Tech Transfer eNews Blog

Oxford U’s unique model brings student power to bear on languishing IP assets

By Jesse Schwartz
Published: January 22nd, 2020

Tech transfer programs usually have a portfolio of commercialization projects that are in that iffy zone: They do have potential but they are not the obvious choice for a spinout with a high likelihood of success. They also are not right for repeat non-exclusive licensing to companies, and they don’t have a ready-made home with a company where the inventor has a longstanding relationship. These projects deserve support because they offer a practical solution to an industry problem and they are based on IP that the university sees value in protecting, but with no clear path to a partner, the technology can languish.

Oxford University in England has piloted a novel approach for this kind of commercialization project that brings together a multidisciplinary group of university students to develop new venture proposals, with the potential for the students to receive 90% equity in any start-up their work produces.

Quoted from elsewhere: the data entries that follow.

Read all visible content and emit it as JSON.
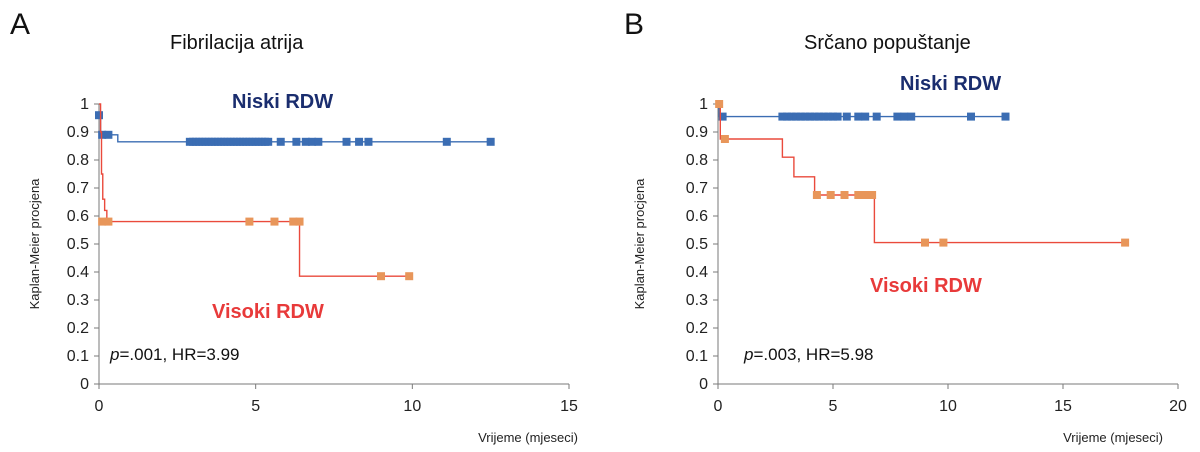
{
  "chart_data": [
    {
      "panel": "A",
      "type": "line",
      "title": "Fibrilacija atrija",
      "xlabel": "Vrijeme (mjeseci)",
      "ylabel": "Kaplan-Meier procjena",
      "xlim": [
        0,
        15
      ],
      "ylim": [
        0,
        1
      ],
      "xticks": [
        0,
        5,
        10,
        15
      ],
      "yticks": [
        0,
        0.1,
        0.2,
        0.3,
        0.4,
        0.5,
        0.6,
        0.7,
        0.8,
        0.9,
        1
      ],
      "grid": false,
      "annotation": {
        "p_symbol": "p",
        "text": "=.001, HR=3.99"
      },
      "series": [
        {
          "name": "Niski RDW",
          "color": "#3b6db3",
          "label_color": "#1a2d6e",
          "step": [
            [
              0,
              0.96
            ],
            [
              0.05,
              0.89
            ],
            [
              0.6,
              0.865
            ],
            [
              12.5,
              0.865
            ]
          ],
          "censored": [
            [
              0.0,
              0.96
            ],
            [
              0.1,
              0.89
            ],
            [
              0.3,
              0.89
            ],
            [
              2.9,
              0.865
            ],
            [
              3.0,
              0.865
            ],
            [
              3.1,
              0.865
            ],
            [
              3.2,
              0.865
            ],
            [
              3.3,
              0.865
            ],
            [
              3.4,
              0.865
            ],
            [
              3.5,
              0.865
            ],
            [
              3.6,
              0.865
            ],
            [
              3.7,
              0.865
            ],
            [
              3.8,
              0.865
            ],
            [
              3.9,
              0.865
            ],
            [
              4.0,
              0.865
            ],
            [
              4.1,
              0.865
            ],
            [
              4.2,
              0.865
            ],
            [
              4.3,
              0.865
            ],
            [
              4.4,
              0.865
            ],
            [
              4.5,
              0.865
            ],
            [
              4.6,
              0.865
            ],
            [
              4.7,
              0.865
            ],
            [
              4.8,
              0.865
            ],
            [
              4.9,
              0.865
            ],
            [
              5.0,
              0.865
            ],
            [
              5.1,
              0.865
            ],
            [
              5.2,
              0.865
            ],
            [
              5.3,
              0.865
            ],
            [
              5.4,
              0.865
            ],
            [
              5.8,
              0.865
            ],
            [
              6.3,
              0.865
            ],
            [
              6.6,
              0.865
            ],
            [
              6.8,
              0.865
            ],
            [
              7.0,
              0.865
            ],
            [
              7.9,
              0.865
            ],
            [
              8.3,
              0.865
            ],
            [
              8.6,
              0.865
            ],
            [
              11.1,
              0.865
            ],
            [
              12.5,
              0.865
            ]
          ]
        },
        {
          "name": "Visoki RDW",
          "color": "#ea4a3c",
          "marker_color": "#e8965a",
          "label_color": "#e83a3a",
          "step": [
            [
              0,
              1.0
            ],
            [
              0.05,
              0.9
            ],
            [
              0.08,
              0.75
            ],
            [
              0.12,
              0.66
            ],
            [
              0.18,
              0.62
            ],
            [
              0.25,
              0.58
            ],
            [
              6.4,
              0.58
            ],
            [
              6.4,
              0.385
            ],
            [
              9.9,
              0.385
            ]
          ],
          "censored": [
            [
              0.1,
              0.58
            ],
            [
              0.3,
              0.58
            ],
            [
              4.8,
              0.58
            ],
            [
              5.6,
              0.58
            ],
            [
              6.2,
              0.58
            ],
            [
              6.4,
              0.58
            ],
            [
              9.0,
              0.385
            ],
            [
              9.9,
              0.385
            ]
          ]
        }
      ]
    },
    {
      "panel": "B",
      "type": "line",
      "title": "Srčano popuštanje",
      "xlabel": "Vrijeme (mjeseci)",
      "ylabel": "Kaplan-Meier procjena",
      "xlim": [
        0,
        20
      ],
      "ylim": [
        0,
        1
      ],
      "xticks": [
        0,
        5,
        10,
        15,
        20
      ],
      "yticks": [
        0,
        0.1,
        0.2,
        0.3,
        0.4,
        0.5,
        0.6,
        0.7,
        0.8,
        0.9,
        1
      ],
      "grid": false,
      "annotation": {
        "p_symbol": "p",
        "text": "=.003, HR=5.98"
      },
      "series": [
        {
          "name": "Niski RDW",
          "color": "#3b6db3",
          "label_color": "#1a2d6e",
          "step": [
            [
              0,
              1.0
            ],
            [
              0.05,
              0.955
            ],
            [
              12.5,
              0.955
            ]
          ],
          "censored": [
            [
              0.2,
              0.955
            ],
            [
              2.8,
              0.955
            ],
            [
              3.0,
              0.955
            ],
            [
              3.2,
              0.955
            ],
            [
              3.4,
              0.955
            ],
            [
              3.6,
              0.955
            ],
            [
              3.8,
              0.955
            ],
            [
              4.0,
              0.955
            ],
            [
              4.2,
              0.955
            ],
            [
              4.4,
              0.955
            ],
            [
              4.6,
              0.955
            ],
            [
              4.8,
              0.955
            ],
            [
              5.0,
              0.955
            ],
            [
              5.2,
              0.955
            ],
            [
              5.6,
              0.955
            ],
            [
              6.1,
              0.955
            ],
            [
              6.4,
              0.955
            ],
            [
              6.9,
              0.955
            ],
            [
              7.8,
              0.955
            ],
            [
              8.1,
              0.955
            ],
            [
              8.4,
              0.955
            ],
            [
              11.0,
              0.955
            ],
            [
              12.5,
              0.955
            ]
          ]
        },
        {
          "name": "Visoki RDW",
          "color": "#ea4a3c",
          "marker_color": "#e8965a",
          "label_color": "#e83a3a",
          "step": [
            [
              0,
              1.0
            ],
            [
              0.1,
              0.875
            ],
            [
              2.8,
              0.875
            ],
            [
              2.8,
              0.81
            ],
            [
              3.3,
              0.81
            ],
            [
              3.3,
              0.74
            ],
            [
              4.2,
              0.74
            ],
            [
              4.2,
              0.675
            ],
            [
              6.8,
              0.675
            ],
            [
              6.8,
              0.505
            ],
            [
              17.7,
              0.505
            ]
          ],
          "censored": [
            [
              0.05,
              1.0
            ],
            [
              0.3,
              0.875
            ],
            [
              4.3,
              0.675
            ],
            [
              4.9,
              0.675
            ],
            [
              5.5,
              0.675
            ],
            [
              6.1,
              0.675
            ],
            [
              6.3,
              0.675
            ],
            [
              6.5,
              0.675
            ],
            [
              6.7,
              0.675
            ],
            [
              9.0,
              0.505
            ],
            [
              9.8,
              0.505
            ],
            [
              17.7,
              0.505
            ]
          ]
        }
      ]
    }
  ]
}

The Student Entrepreneurship Programme (StEP) was created in collaboration with The Foundry, Oxford’s student entrepreneurship center, and Oxford Sciences Innovation, a £600 million venture fund focused on Oxford University spinouts, says Adam Stoten, PhD, RTTP, chief operating officer with Oxford University Innovation (OUI), the university’s tech transfer program.

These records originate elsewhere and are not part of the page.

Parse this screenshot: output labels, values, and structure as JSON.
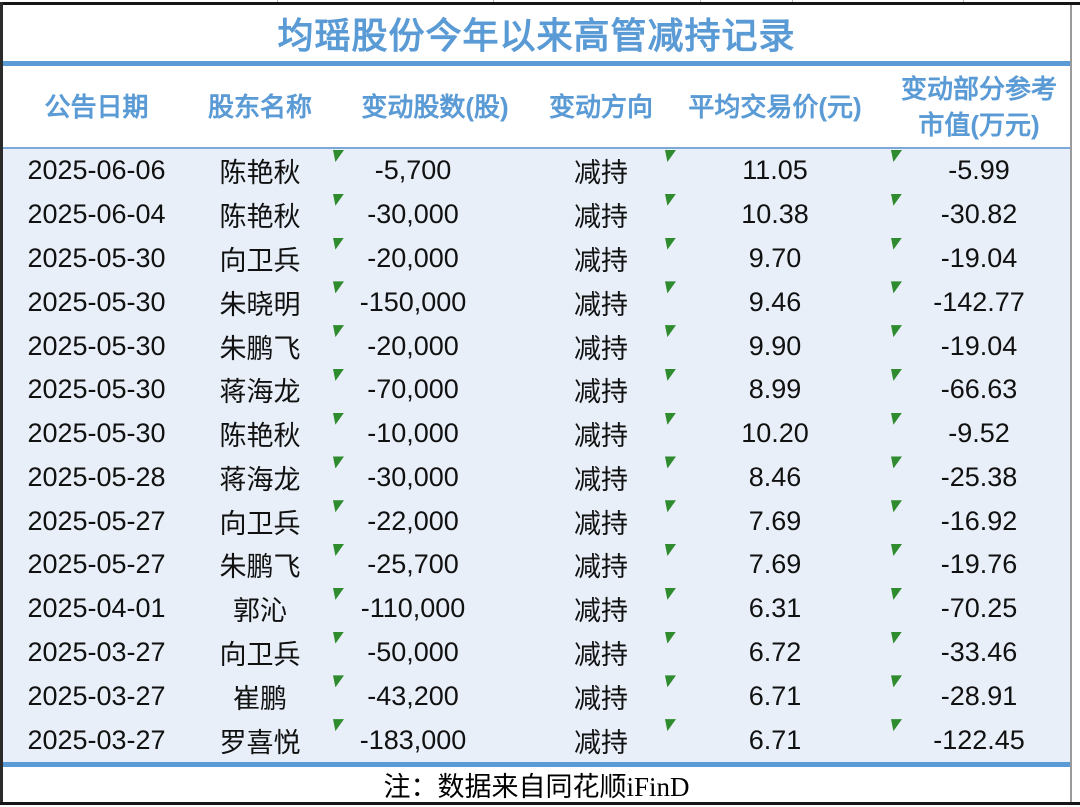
{
  "title": "均瑶股份今年以来高管减持记录",
  "table": {
    "headers": [
      "公告日期",
      "股东名称",
      "变动股数(股)",
      "变动方向",
      "平均交易价(元)",
      "变动部分参考",
      "市值(万元)"
    ],
    "row_fields": [
      "date",
      "name",
      "shares",
      "direction",
      "price",
      "value"
    ],
    "flag_columns": [
      "shares",
      "price",
      "value"
    ],
    "rows": [
      {
        "date": "2025-06-06",
        "name": "陈艳秋",
        "shares": "-5,700",
        "direction": "减持",
        "price": "11.05",
        "value": "-5.99"
      },
      {
        "date": "2025-06-04",
        "name": "陈艳秋",
        "shares": "-30,000",
        "direction": "减持",
        "price": "10.38",
        "value": "-30.82"
      },
      {
        "date": "2025-05-30",
        "name": "向卫兵",
        "shares": "-20,000",
        "direction": "减持",
        "price": "9.70",
        "value": "-19.04"
      },
      {
        "date": "2025-05-30",
        "name": "朱晓明",
        "shares": "-150,000",
        "direction": "减持",
        "price": "9.46",
        "value": "-142.77"
      },
      {
        "date": "2025-05-30",
        "name": "朱鹏飞",
        "shares": "-20,000",
        "direction": "减持",
        "price": "9.90",
        "value": "-19.04"
      },
      {
        "date": "2025-05-30",
        "name": "蒋海龙",
        "shares": "-70,000",
        "direction": "减持",
        "price": "8.99",
        "value": "-66.63"
      },
      {
        "date": "2025-05-30",
        "name": "陈艳秋",
        "shares": "-10,000",
        "direction": "减持",
        "price": "10.20",
        "value": "-9.52"
      },
      {
        "date": "2025-05-28",
        "name": "蒋海龙",
        "shares": "-30,000",
        "direction": "减持",
        "price": "8.46",
        "value": "-25.38"
      },
      {
        "date": "2025-05-27",
        "name": "向卫兵",
        "shares": "-22,000",
        "direction": "减持",
        "price": "7.69",
        "value": "-16.92"
      },
      {
        "date": "2025-05-27",
        "name": "朱鹏飞",
        "shares": "-25,700",
        "direction": "减持",
        "price": "7.69",
        "value": "-19.76"
      },
      {
        "date": "2025-04-01",
        "name": "郭沁",
        "shares": "-110,000",
        "direction": "减持",
        "price": "6.31",
        "value": "-70.25"
      },
      {
        "date": "2025-03-27",
        "name": "向卫兵",
        "shares": "-50,000",
        "direction": "减持",
        "price": "6.72",
        "value": "-33.46"
      },
      {
        "date": "2025-03-27",
        "name": "崔鹏",
        "shares": "-43,200",
        "direction": "减持",
        "price": "6.71",
        "value": "-28.91"
      },
      {
        "date": "2025-03-27",
        "name": "罗喜悦",
        "shares": "-183,000",
        "direction": "减持",
        "price": "6.71",
        "value": "-122.45"
      }
    ]
  },
  "footer": {
    "note": "注：数据来自同花顺iFinD"
  },
  "icons": {
    "corner_flag": "green-corner-triangle"
  },
  "colors": {
    "accent_blue": "#5b9bd5",
    "body_bg": "#e8eff8",
    "flag_green": "#2e8b2e",
    "text_dark": "#111111"
  },
  "chart_data": {
    "type": "table",
    "title": "均瑶股份今年以来高管减持记录",
    "columns": [
      "公告日期",
      "股东名称",
      "变动股数(股)",
      "变动方向",
      "平均交易价(元)",
      "变动部分参考市值(万元)"
    ],
    "rows": [
      [
        "2025-06-06",
        "陈艳秋",
        -5700,
        "减持",
        11.05,
        -5.99
      ],
      [
        "2025-06-04",
        "陈艳秋",
        -30000,
        "减持",
        10.38,
        -30.82
      ],
      [
        "2025-05-30",
        "向卫兵",
        -20000,
        "减持",
        9.7,
        -19.04
      ],
      [
        "2025-05-30",
        "朱晓明",
        -150000,
        "减持",
        9.46,
        -142.77
      ],
      [
        "2025-05-30",
        "朱鹏飞",
        -20000,
        "减持",
        9.9,
        -19.04
      ],
      [
        "2025-05-30",
        "蒋海龙",
        -70000,
        "减持",
        8.99,
        -66.63
      ],
      [
        "2025-05-30",
        "陈艳秋",
        -10000,
        "减持",
        10.2,
        -9.52
      ],
      [
        "2025-05-28",
        "蒋海龙",
        -30000,
        "减持",
        8.46,
        -25.38
      ],
      [
        "2025-05-27",
        "向卫兵",
        -22000,
        "减持",
        7.69,
        -16.92
      ],
      [
        "2025-05-27",
        "朱鹏飞",
        -25700,
        "减持",
        7.69,
        -19.76
      ],
      [
        "2025-04-01",
        "郭沁",
        -110000,
        "减持",
        6.31,
        -70.25
      ],
      [
        "2025-03-27",
        "向卫兵",
        -50000,
        "减持",
        6.72,
        -33.46
      ],
      [
        "2025-03-27",
        "崔鹏",
        -43200,
        "减持",
        6.71,
        -28.91
      ],
      [
        "2025-03-27",
        "罗喜悦",
        -183000,
        "减持",
        6.71,
        -122.45
      ]
    ],
    "source_note": "注：数据来自同花顺iFinD",
    "legend_position": "none",
    "grid": false
  }
}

“We had a notion that there could be a good opportunity to match some of the entrepreneurial resources in our ecosystem with some of the projects that we were having difficulty finding partners for, ones which were ostensibly good technologies but for whatever reason we weren’t finding the right existing company out there to pick them up and run,” Stoten says.

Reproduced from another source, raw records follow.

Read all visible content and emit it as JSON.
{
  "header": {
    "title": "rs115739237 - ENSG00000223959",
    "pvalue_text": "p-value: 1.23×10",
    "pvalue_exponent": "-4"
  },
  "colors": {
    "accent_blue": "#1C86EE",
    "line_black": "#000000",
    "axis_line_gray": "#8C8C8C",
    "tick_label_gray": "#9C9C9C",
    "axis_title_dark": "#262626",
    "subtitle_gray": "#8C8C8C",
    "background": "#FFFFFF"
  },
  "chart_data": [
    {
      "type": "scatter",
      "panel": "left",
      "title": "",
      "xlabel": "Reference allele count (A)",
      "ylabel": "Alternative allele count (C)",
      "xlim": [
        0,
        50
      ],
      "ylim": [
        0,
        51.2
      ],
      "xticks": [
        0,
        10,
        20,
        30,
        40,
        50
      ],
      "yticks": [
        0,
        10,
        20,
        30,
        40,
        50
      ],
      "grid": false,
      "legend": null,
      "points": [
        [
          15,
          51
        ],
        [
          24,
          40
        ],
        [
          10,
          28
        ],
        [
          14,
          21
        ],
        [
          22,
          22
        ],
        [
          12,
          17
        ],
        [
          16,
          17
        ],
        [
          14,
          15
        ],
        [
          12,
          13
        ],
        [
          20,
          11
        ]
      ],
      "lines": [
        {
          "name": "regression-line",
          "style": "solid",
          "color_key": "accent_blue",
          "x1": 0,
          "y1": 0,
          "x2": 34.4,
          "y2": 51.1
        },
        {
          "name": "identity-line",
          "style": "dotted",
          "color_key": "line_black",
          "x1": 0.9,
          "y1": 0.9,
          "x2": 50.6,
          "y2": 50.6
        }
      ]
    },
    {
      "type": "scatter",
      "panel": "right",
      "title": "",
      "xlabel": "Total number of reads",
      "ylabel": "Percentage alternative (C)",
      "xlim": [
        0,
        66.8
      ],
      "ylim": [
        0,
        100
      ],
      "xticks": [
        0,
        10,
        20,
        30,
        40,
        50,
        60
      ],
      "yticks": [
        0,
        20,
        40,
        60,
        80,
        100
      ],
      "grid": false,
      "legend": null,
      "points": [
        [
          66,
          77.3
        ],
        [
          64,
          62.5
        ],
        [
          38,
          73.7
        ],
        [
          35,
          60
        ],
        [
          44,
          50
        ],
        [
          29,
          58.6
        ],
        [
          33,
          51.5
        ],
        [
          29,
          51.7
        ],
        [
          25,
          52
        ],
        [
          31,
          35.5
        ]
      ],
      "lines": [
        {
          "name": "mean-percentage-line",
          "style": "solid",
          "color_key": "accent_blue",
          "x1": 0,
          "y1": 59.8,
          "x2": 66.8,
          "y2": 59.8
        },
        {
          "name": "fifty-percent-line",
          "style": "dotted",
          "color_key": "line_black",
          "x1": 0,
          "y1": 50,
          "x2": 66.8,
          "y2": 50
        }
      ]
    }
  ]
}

StEP brings together Oxford University students into multi-disciplinary teams and offers them projects from OUI’s portfolio, all of them in that “in between” category of projects that have potential but are not obvious choices for spinouts, Stoten explains.

In the StEP pilot, the student teams worked for four weeks, supported by mentors, to develop new marketing opportunities for the projects. The university paid them a stipend and they had a chance at winning a £25,000 investment at the end of the pilot. Most importantly though, the students will receive 90% of the founding equity in any new venture arising from their work, with the other 10% shared between Oxford University and the inventor of the IP.

“The 90% for students is generous but reflects that, at least for the projects allocated thus far to StEP, we have not yet been able to find a licensee, and so the academic inventors understand that this may be the last chance for a commercial outcome,” Stoten says.